我早些时候发布了这个问题,并获得了一些使用PySpark的建议.

I posted this question earlier and got some advice to use PySpark instead.

我如何将其合并大数据集有效地变成一个大数据框?

以下zip文件( https://fred.stlouisfed.org/Categories/32263/downloaddata/INTRNTL_csv_2.zip )包含一个名为data的文件夹,其中包含约130,000个csv文件.我想将所有这些合并到一个数据框中.我有16gb的RAM,当我碰到前几百个文件时,我的RAM一直用光.文件的总大小只有大约300-400 mb的数据.

The following zip file (https://fred.stlouisfed.org/categories/32263/downloaddata/INTRNTL_csv_2.zip) contains a folder called data with around 130,000 of csv files. I want to merge all of them into one single dataframe. I have 16gb of RAM and I keep running out of RAM when I hit the first few hundred files. The files' total size is only about 300-400 mb of data.

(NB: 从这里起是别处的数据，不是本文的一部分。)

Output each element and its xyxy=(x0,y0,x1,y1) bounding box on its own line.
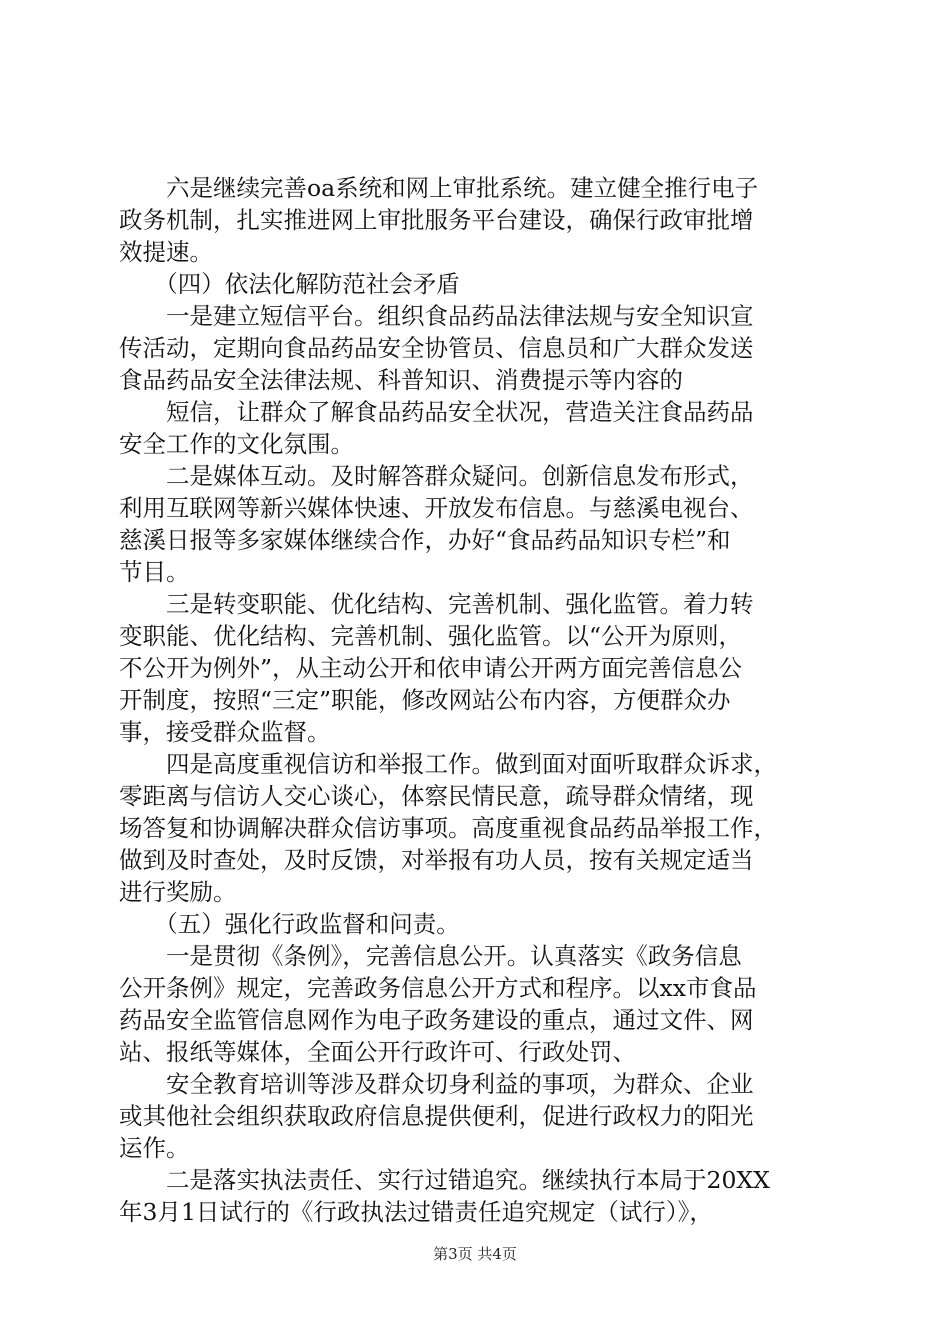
text-line: 三是转变职能、优化结构、完善机制、强化监管。着力转 xyxy=(119,590,754,618)
text-line: 或其他社会组织获取政府信息提供便利，促进行政权力的阳光 xyxy=(119,1102,754,1130)
text-line: 不公开为例外”，从主动公开和依申请公开两方面完善信息公 xyxy=(119,654,743,682)
text-line: 一是贯彻《条例》，完善信息公开。认真落实《政务信息 xyxy=(119,942,742,970)
text-line: 效提速。 xyxy=(119,238,213,266)
text-line: 进行奖励。 xyxy=(119,878,237,906)
text-line: 二是落实执法责任、实行过错追究。继续执行本局于20XX xyxy=(119,1166,770,1194)
text-line: 运作。 xyxy=(119,1134,190,1162)
text-line: 场答复和协调解决群众信访事项。高度重视食品药品举报工作， xyxy=(119,814,777,842)
page-footer xyxy=(0,1244,950,1264)
text-line: 四是高度重视信访和举报工作。做到面对面听取群众诉求， xyxy=(119,750,777,778)
text-line: 政务机制，扎实推进网上审批服务平台建设，确保行政审批增 xyxy=(119,206,754,234)
text-line: 事，接受群众监督。 xyxy=(119,718,331,746)
text-line: 安全教育培训等涉及群众切身利益的事项，为群众、企业 xyxy=(119,1070,754,1098)
text-line: 传活动，定期向食品药品安全协管员、信息员和广大群众发送 xyxy=(119,334,754,362)
page-number: 第3页 共4页 xyxy=(433,1245,517,1263)
section-heading: （四）依法化解防范社会矛盾 xyxy=(119,270,460,298)
text-line: 公开条例》规定，完善政务信息公开方式和程序。以xx市食品 xyxy=(119,974,757,1002)
text-line: 二是媒体互动。及时解答群众疑问。创新信息发布形式， xyxy=(119,462,754,490)
text-line: 药品安全监管信息网作为电子政务建设的重点，通过文件、网 xyxy=(119,1006,754,1034)
text-line: 零距离与信访人交心谈心，体察民情民意，疏导群众情绪，现 xyxy=(119,782,754,810)
section-heading: （五）强化行政监督和问责。 xyxy=(119,910,460,938)
text-line: 开制度，按照“三定”职能，修改网站公布内容，方便群众办 xyxy=(119,686,731,714)
text-line: 慈溪日报等多家媒体继续合作，办好“食品药品知识专栏”和 xyxy=(119,526,731,554)
text-line: 六是继续完善oa系统和网上审批系统。建立健全推行电子 xyxy=(119,174,759,202)
text-line: 节目。 xyxy=(119,558,190,586)
text-line: 年3月1日试行的《行政执法过错责任追究规定（试行）》， xyxy=(119,1198,713,1226)
text-line: 做到及时查处，及时反馈，对举报有功人员，按有关规定适当 xyxy=(119,846,754,874)
document-body xyxy=(119,172,839,1228)
text-line: 变职能、优化结构、完善机制、强化监管。以“公开为原则， xyxy=(119,622,743,650)
text-line: 安全工作的文化氛围。 xyxy=(119,430,354,458)
text-line: 利用互联网等新兴媒体快速、开放发布信息。与慈溪电视台、 xyxy=(119,494,754,522)
text-line: 一是建立短信平台。组织食品药品法律法规与安全知识宣 xyxy=(119,302,754,330)
text-line: 食品药品安全法律法规、科普知识、消费提示等内容的 xyxy=(119,366,683,394)
text-line: 短信，让群众了解食品药品安全状况，营造关注食品药品 xyxy=(119,398,754,426)
text-line: 站、报纸等媒体，全面公开行政许可、行政处罚、 xyxy=(119,1038,636,1066)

如果打开任何一个csv文件,您会看到它们都具有相同的格式,第一列用于日期,第二列用于数据系列.

If you open up any of the csv files, you can see that they all have the same format, the first column is for dates, and the second column is for the data series.

所以现在我改为使用PySpark,但是我不知道用pandas数据帧连接所有文件的最有效方法是什么,我只是像这样合并单个帧的列表,因为我希望它们合并到日期:

So now instead I am using PySpark, however I have no idea what is the most efficient way to connect all the files, with pandas dataframes I would just concat the list of individual frames like this because I want them to merge on the dates:

bigframe = pd.concat(listofframes,join='outer', axis=0)

但是就像我提到的那样,这种方法不起作用,因为我很快就用完了RAM.

But like I mentioned, this method doesn't work as I run out of RAM really fast.

使用PySpark做类似事情的最好方法是什么?

What would be the best way to do something similar using PySpark?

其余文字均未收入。